ACL 2025 Graph Learning Knowledge Graph Question Answering Retrieval-Augmented Generation Graph Semantic Distance Subgraph Isomorphism Retrieval Fact Verification

SimGRAG: Leveraging Similar Subgraphs for Knowledge Graphs Driven Retrieval-Augmented Generation¶

Conference: ACL 2025
arXiv: 2412.15272
Code: https://github.com/YZ-Cai/SimGRAG
Area: Graph Learning
Keywords: Knowledge Graph Question Answering, Retrieval-Augmented Generation, Graph Semantic Distance, Subgraph Isomorphism Retrieval, Fact Verification

TL;DR¶

This paper proposes SimGRAG, an approach that employs a two-stage "query → pattern graph → subgraph" alignment strategy.
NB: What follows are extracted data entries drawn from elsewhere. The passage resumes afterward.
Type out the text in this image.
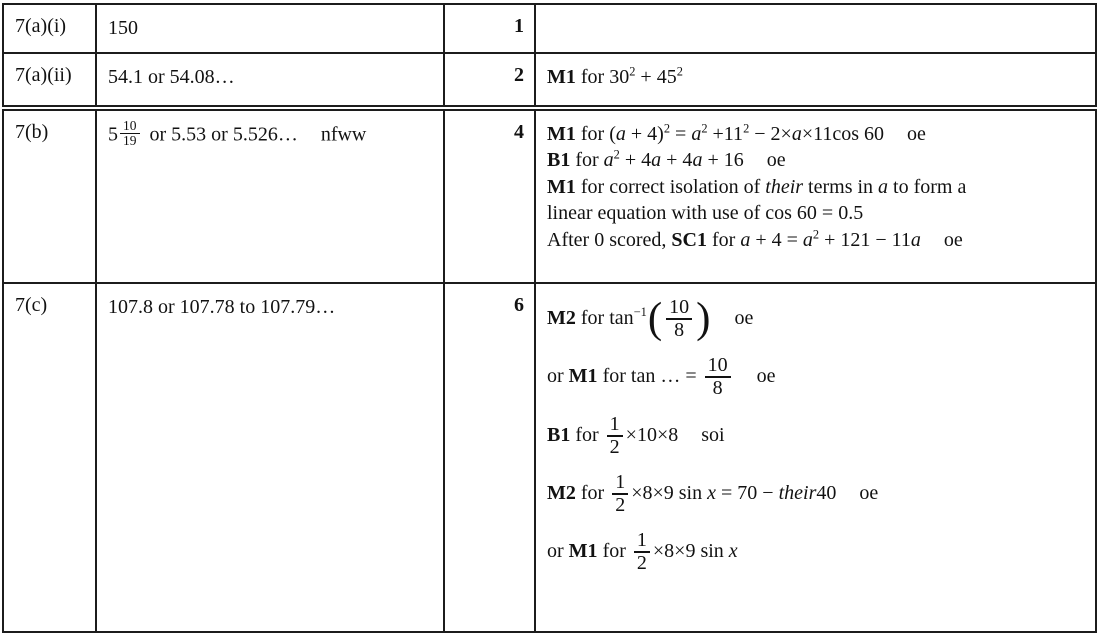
7(a)(i)	150	1	
7(a)(ii)	54.1 or 54.08…	2	M1 for $30^2 + 45^2$

7(b)	$5 \frac{10}{19}$ or 5.53 or 5.526… nfww	4	M1 for $(a + 4)^2 = a^2 +11^2 - 2\times a\times 11\cos$ 60 oe
B1 for $a^2 + 4a + 4a + 16$ oe
M1 for correct isolation of their terms in a to form a
linear equation with use of cos 60 = 0.5
After 0 scored, SC1 for $a + 4 = a^2 + 121 - 11a$ oe

7(c)	107.8 or 107.78 to 107.79…	6	
M2 for $\tan^{-1}( \frac{10}{8}$ ) oe
or M1 for tan … = $\frac{10}{8}$ oe
B1 for $\frac{1}{2} \times 10\times 8$ soi
M2 for $\frac{1}{2} \times 8\times 9$ sin x = 70 − their40 oe
or M1 for $\frac{1}{2} \times 8\times 9$ sin x
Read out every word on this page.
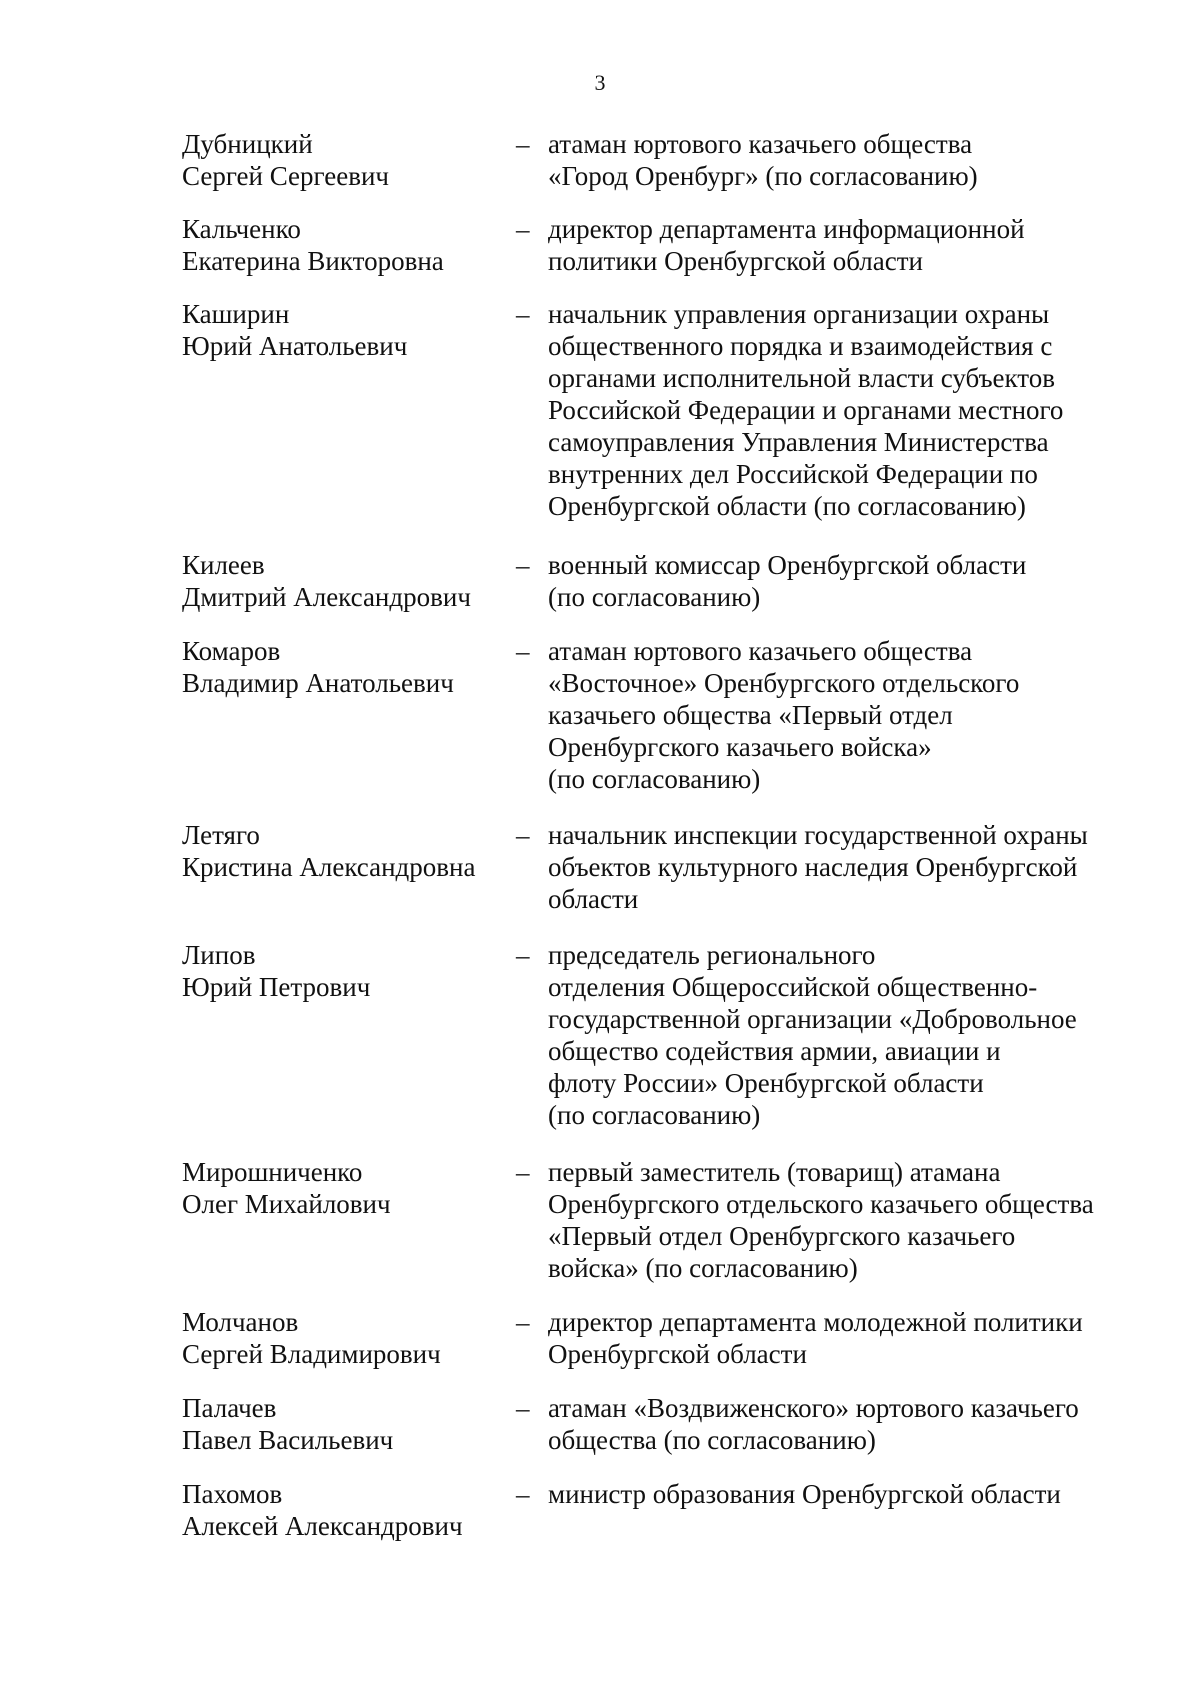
3
Дубницкий
Сергей Сергеевич
– атаман юртового казачьего общества
«Город Оренбург» (по согласованию)
Кальченко
Екатерина Викторовна
– директор департамента информационной
политики Оренбургской области
Каширин
Юрий Анатольевич
– начальник управления организации охраны
общественного порядка и взаимодействия с
органами исполнительной власти субъектов
Российской Федерации и органами местного
самоуправления Управления Министерства
внутренних дел Российской Федерации по
Оренбургской области (по согласованию)
Килеев
Дмитрий Александрович
– военный комиссар Оренбургской области
(по согласованию)
Комаров
Владимир Анатольевич
– атаман юртового казачьего общества
«Восточное» Оренбургского отдельского
казачьего общества «Первый отдел
Оренбургского казачьего войска»
(по согласованию)
Летяго
Кристина Александровна
– начальник инспекции государственной охраны
объектов культурного наследия Оренбургской
области
Липов
Юрий Петрович
– председатель регионального
отделения Общероссийской общественно-
государственной организации «Добровольное
общество содействия армии, авиации и
флоту России» Оренбургской области
(по согласованию)
Мирошниченко
Олег Михайлович
– первый заместитель (товарищ) атамана
Оренбургского отдельского казачьего общества
«Первый отдел Оренбургского казачьего
войска» (по согласованию)
Молчанов
Сергей Владимирович
– директор департамента молодежной политики
Оренбургской области
Палачев
Павел Васильевич
– атаман «Воздвиженского» юртового казачьего
общества (по согласованию)
Пахомов
Алексей Александрович
– министр образования Оренбургской области
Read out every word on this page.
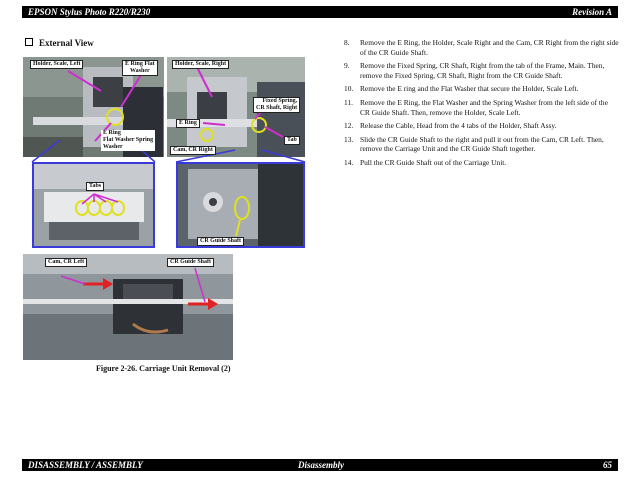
EPSON Stylus Photo R220/R230	Revision A
External View
Holder, Scale, Left	E Ring Flat
Washer
Holder, Scale, Right
Fixed Spring,
CR Shaft, Right
E Ring
Tab
E Ring
Flat Washer Spring
Washer	Cam, CR Right
Tabs
CR Guide Shaft
Cam, CR Left	CR Guide Shaft
Figure 2-26. Carriage Unit Removal (2)
8.	Remove the E Ring, the Holder, Scale Right and the Cam, CR Right from the right side of the CR Guide Shaft.
9.	Remove the Fixed Spring, CR Shaft, Right from the tab of the Frame, Main. Then, remove the Fixed Spring, CR Shaft, Right from the CR Guide Shaft.
10. Remove the E ring and the Flat Washer that secure the Holder, Scale Left.
11. Remove the E Ring, the Flat Washer and the Spring Washer from the left side of the CR Guide Shaft. Then, remove the Holder, Scale Left.
12. Release the Cable, Head from the 4 tabs of the Holder, Shaft Assy.
13. Slide the CR Guide Shaft to the right and pull it out from the Cam, CR Left. Then, remove the Carriage Unit and the CR Guide Shaft together.
14. Pull the CR Guide Shaft out of the Carriage Unit.
DISASSEMBLY / ASSEMBLY	Disassembly	65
By leveraging LLMs to convert queries into graph patterns and utilizing Graph Semantic Distance (GSD) to efficiently retrieve the most semantically similar subgraphs in KGs, SimGRAG achieves plug-and-play KG-driven RAG, outperforming all existing methods on question-answering and fact verification tasks.

Background & Motivation¶

Background: KG-driven RAG is an important direction for addressing LLM hallucinations and out-of-date knowledge. The core challenge lies in effectively aligning natural language queries with the structured knowledge of knowledge graphs.

Limitations of Prior Work: - KAPING: Directly retrieves isolated triples using query embeddings; for multi-hop queries, query embeddings capture too much information, leading to inaccurate retrieval. - G-Retriever: First retrieves similar entities/relations and then constructs connected subgraphs, which fails to guarantee the conciseness of the retrieved subgraphs. - KG-GPT: Requires LLMs to determine matching relations for each query, which suffers from poor scalability as the number of candidate relations increases. - KELP: Trains a path selection model, which is limited to 1-2 hop paths and lacks plug-and-play capability.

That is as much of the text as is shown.